All people with the last name Bynane love Mo Willems. We really do. We all giggle and most importantly we can all read them—including and especially Grace. His books (we are particularly fond of the Piggie and Elephant books currently) are perfect for emerging readers. It sounds strange because it seems like that should be true for all picture books, but this series is particularly good at matching simple, clear pictures with very brief text that match succinctly. Children can learn to read the pictures and then the text. Ella and I have for a long time divided these books into roles; she is Piggie and I am Gerald, the elephant. Grace is now able to take on a role; the pride and joy that she feels when she can “read” these books is an important step because she now identifies herself successfully as a reader—evident in the ginormous grin that she gets when she reads with us.

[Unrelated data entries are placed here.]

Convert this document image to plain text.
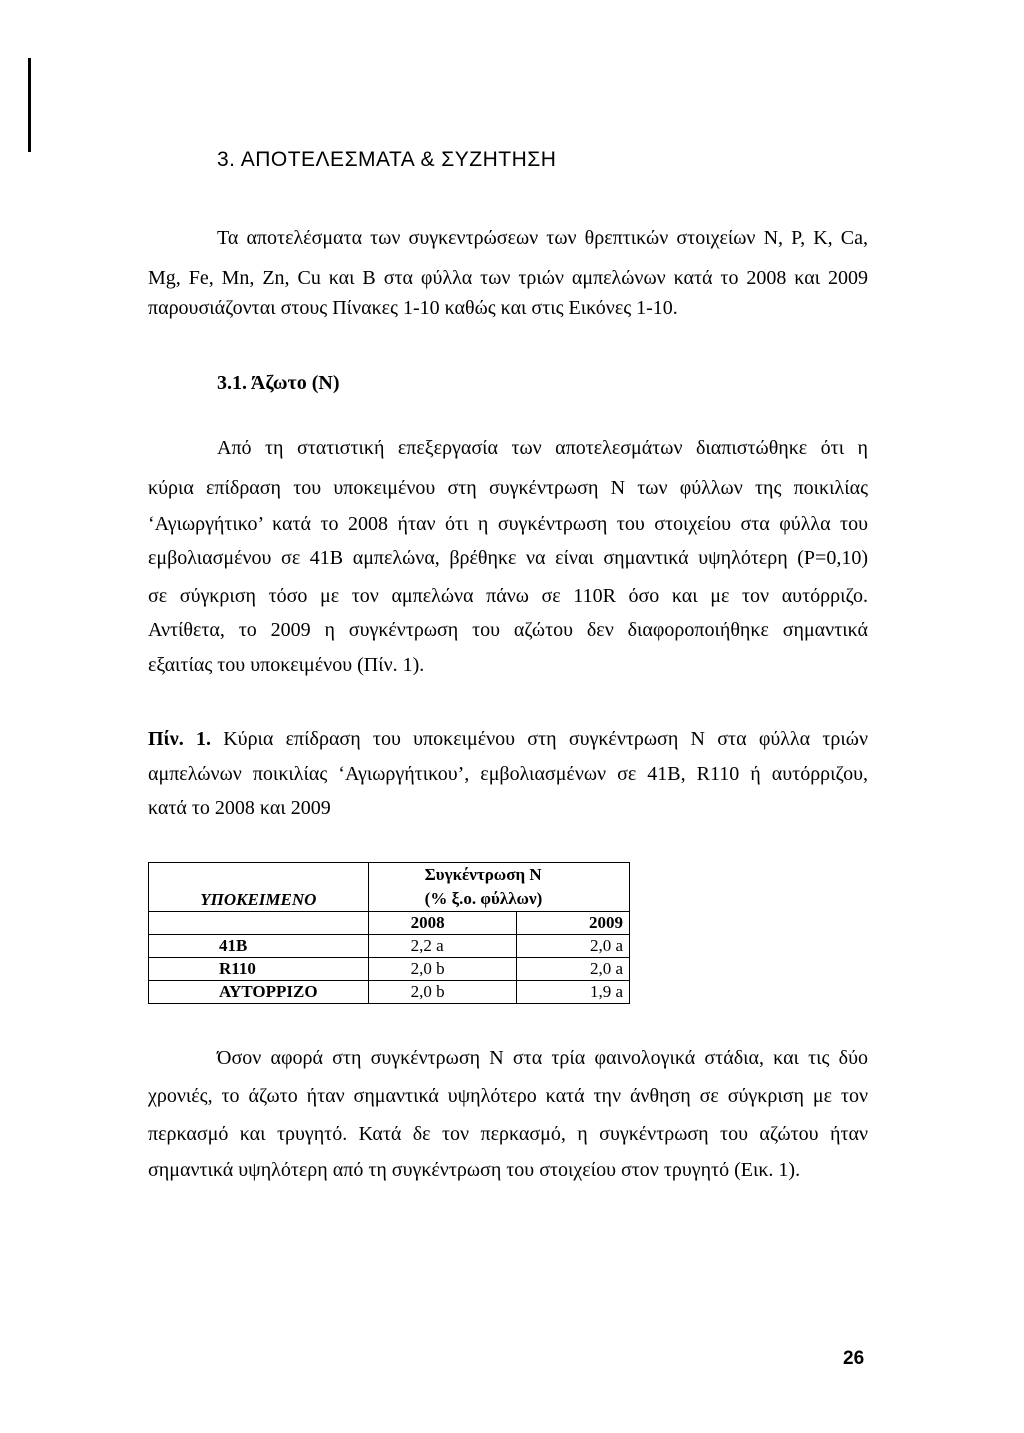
3. ΑΠΟΤΕΛΕΣΜΑΤΑ & ΣΥΖΗΤΗΣΗ
Τα αποτελέσματα των συγκεντρώσεων των θρεπτικών στοιχείων N, P, K, Ca,
Mg, Fe, Mn, Zn, Cu και B στα φύλλα των τριών αμπελώνων κατά το 2008 και 2009
παρουσιάζονται στους Πίνακες 1-10 καθώς και στις Εικόνες 1-10.
3.1. Άζωτο (N)
Από τη στατιστική επεξεργασία των αποτελεσμάτων διαπιστώθηκε ότι η
κύρια επίδραση του υποκειμένου στη συγκέντρωση N των φύλλων της ποικιλίας
‘Αγιωργήτικο’ κατά το 2008 ήταν ότι η συγκέντρωση του στοιχείου στα φύλλα του
εμβολιασμένου σε 41B αμπελώνα, βρέθηκε να είναι σημαντικά υψηλότερη (P=0,10)
σε σύγκριση τόσο με τον αμπελώνα πάνω σε 110R όσο και με τον αυτόρριζο.
Αντίθετα, το 2009 η συγκέντρωση του αζώτου δεν διαφοροποιήθηκε σημαντικά
εξαιτίας του υποκειμένου (Πίν. 1).
Πίν. 1. Κύρια επίδραση του υποκειμένου στη συγκέντρωση N στα φύλλα τριών
αμπελώνων ποικιλίας ‘Αγιωργήτικου’, εμβολιασμένων σε 41B, R110 ή αυτόρριζου,
κατά το 2008 και 2009
ΥΠΟΚΕΙΜΕΝΟ	Συγκέντρωση N	
	(% ξ.ο. φύλλων)	
	2008	2009
41B	2,2 a	2,0 a
R110	2,0 b	2,0 a
ΑΥΤΟΡΡΙΖΟ	2,0 b	1,9 a
Όσον αφορά στη συγκέντρωση N στα τρία φαινολογικά στάδια, και τις δύο
χρονιές, το άζωτο ήταν σημαντικά υψηλότερο κατά την άνθηση σε σύγκριση με τον
περκασμό και τρυγητό. Κατά δε τον περκασμό, η συγκέντρωση του αζώτου ήταν
σημαντικά υψηλότερη από τη συγκέντρωση του στοιχείου στον τρυγητό (Εικ. 1).
26
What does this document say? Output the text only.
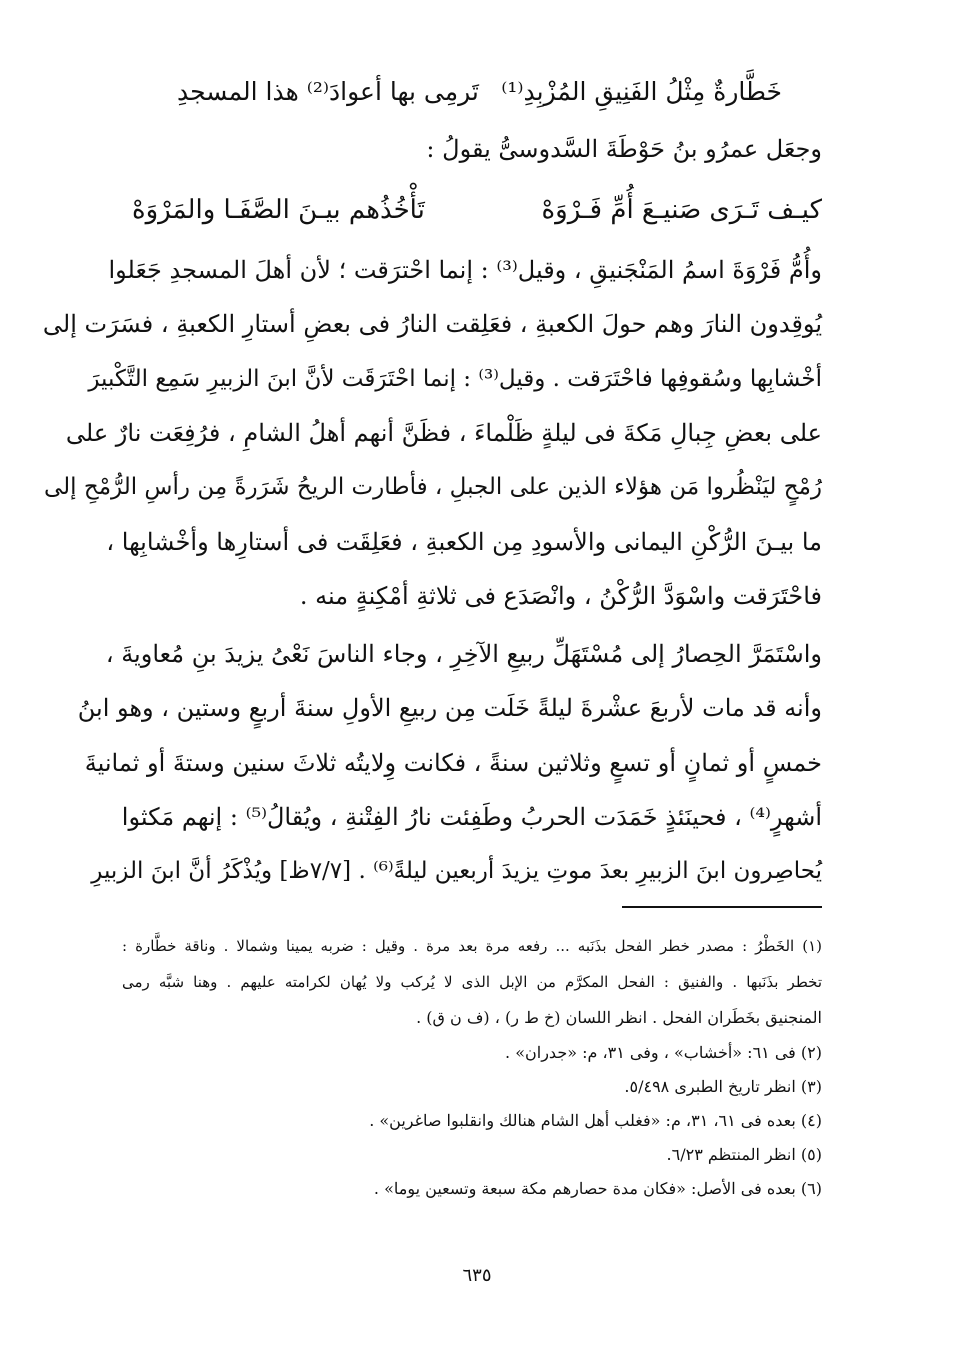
خَطَّارةٌ مِثْلُ الفَنِيقِ المُزْبِدِ⁽¹⁾
تَرمِى بها أعوادَ⁽²⁾ هذا المسجدِ
وجعَل عمرُو بنُ حَوْطَةَ السَّدوسىُّ يقولُ :
كيـف تَـرَى صَنيـعَ أُمِّ فَـرْوَهْ
تَأْخُذُهم بيـنَ الصَّفَـا والمَرْوَهْ
وأُمُّ فَرْوَةَ اسمُ المَنْجَنيقِ ، وقيل⁽³⁾ : إنما احْترَقت ؛ لأن أهلَ المسجدِ جَعَلوا
يُوقِدون النارَ وهم حولَ الكعبةِ ، فعَلِقت النارُ فى بعضِ أستارِ الكعبةِ ، فسَرَت إلى
أخْشابِها وسُقوفِها فاحْتَرَقت . وقيل⁽³⁾ : إنما احْتَرَقَت لأنَّ ابنَ الزبيرِ سَمِع التَّكْبيرَ
على بعضِ جِبالِ مَكةَ فى ليلةٍ ظَلْماءَ ، فظَنَّ أنهم أهلُ الشامِ ، فرُفِعَت نارٌ على
رُمْحٍ ليَنْظُروا مَن هؤلاء الذين على الجبلِ ، فأطارت الريحُ شَرَرةً مِن رأسِ الرُّمْحِ إلى
ما بيـنَ الرُّكْنِ اليمانى والأسودِ مِن الكعبةِ ، فعَلِقَت فى أستارِها وأخْشابِها ،
فاحْتَرَقت واسْوَدَّ الرُّكْنُ ، وانْصَدَع فى ثلاثةِ أمْكِنةٍ منه .
واسْتَمَرَّ الحِصارُ إلى مُسْتَهَلِّ ربيعِ الآخِرِ ، وجاء الناسَ نَعْىُ يزيدَ بنِ مُعاويةَ ،
وأنه قد مات لأربعَ عشْرةَ ليلةً خَلَت مِن ربيعِ الأولِ سنةَ أربعٍ وستين ، وهو ابنُ
خمسٍ أو ثمانٍ أو تسعٍ وثلاثين سنةً ، فكانت وِلايتُه ثلاثَ سنين وستةَ أو ثمانيةَ
أشهرٍ⁽⁴⁾ ، فحينَئذٍ خَمَدَت الحربُ وطَفِئت نارُ الفِتْنةِ ، ويُقالُ⁽⁵⁾ : إنهم مَكثوا
يُحاصِرون ابنَ الزبيرِ بعدَ موتِ يزيدَ أربعين ليلةً⁽⁶⁾ . [٧/٧ظ] ويُذْكَرُ أنَّ ابنَ الزبيرِ
(١) الخَطْرُ : مصدر خطر الفحل بذَنَبه ... رفعه مرة بعد مرة . وقيل : ضربه يمينا وشمالا . وناقة خطَّارة :
تخطر بذَنَبها . والفنيق : الفحل المكرَّم من الإبل الذى لا يُركب ولا يُهان لكرامته عليهم . وهنا شبَّه رمى
المنجنيق بخَطَران الفحل . انظر اللسان (خ ط ر) ، (ف ن ق) .
(٢) فى ٦١: «أخشاب» ، وفى ٣١، م: «جدران» .
(٣) انظر تاريخ الطبرى ٥/٤٩٨.
(٤) بعده فى ٦١، ٣١، م: «فغلب أهل الشام هنالك وانقلبوا صاغرين» .
(٥) انظر المنتظم ٦/٢٣.
(٦) بعده فى الأصل: «فكان مدة حصارهم مكة سبعة وتسعين يوما» .
٦٣٥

The best guides of what to read to your children, are your children. The public library (we use the North Branch mostly, but not exclusively) is where we go when I am too tired to say no anymore. Last week we left with three books on how to upholster furniture, a memoir of a first year parent called Feeding Gracie (no magical cure for the complete avoidance of vegetables and fruit is included I am sorry to say), and twenty-three picture and chapter books. Grace chose books about Batman, bereavement after the death of a parent, a baby who floats away in a bubble and a little girl who makes all her own rules. Ella chose several chapter books involving the adventures of fairies and two biographies of Amelia Earhart. The girls discovered on the brief drive between the library and our house that a few of the books once opened held absolutely no interest for them. For me that is the beauty of the library, I dropped those books off in the dropbox on my way to the grocery store, which did not involve me leaving my car. The girls and I get to dabble with no commitment or judgment. There is such a level of freedom and independence that we all feel there. Grace knows where the board books are, and sometimes she chooses them. She knows where to find the picture books, the DVD’s and the CD’s. This is Grace’s domain, and she loves it. She knows where the extensive toy kitchen set is, and that—if she chooses to dash there as quickly as her feet can carry her—I get to pick all our books. She frequently chooses books from the display because that’s why they are displayed—to attract young readers. I love that I don’t have any reason to tell either of them no. Instead, we can all try new things out. Grace is a super hero, Ella is a fairy who will save the world, and I will reupholster the really ugly chair in our front room. No one stops us from these pursuits, and it costs us nothing to have the entire world opened before us. (The capes needed to be super heroes and world-conquering fairies and the cost of reupholstering materials are a different blog.) As a parent, I don’t teach my kids to read, I teach them that reading really is power and to recognize that through the pages of a book (written or read) they can go anywhere.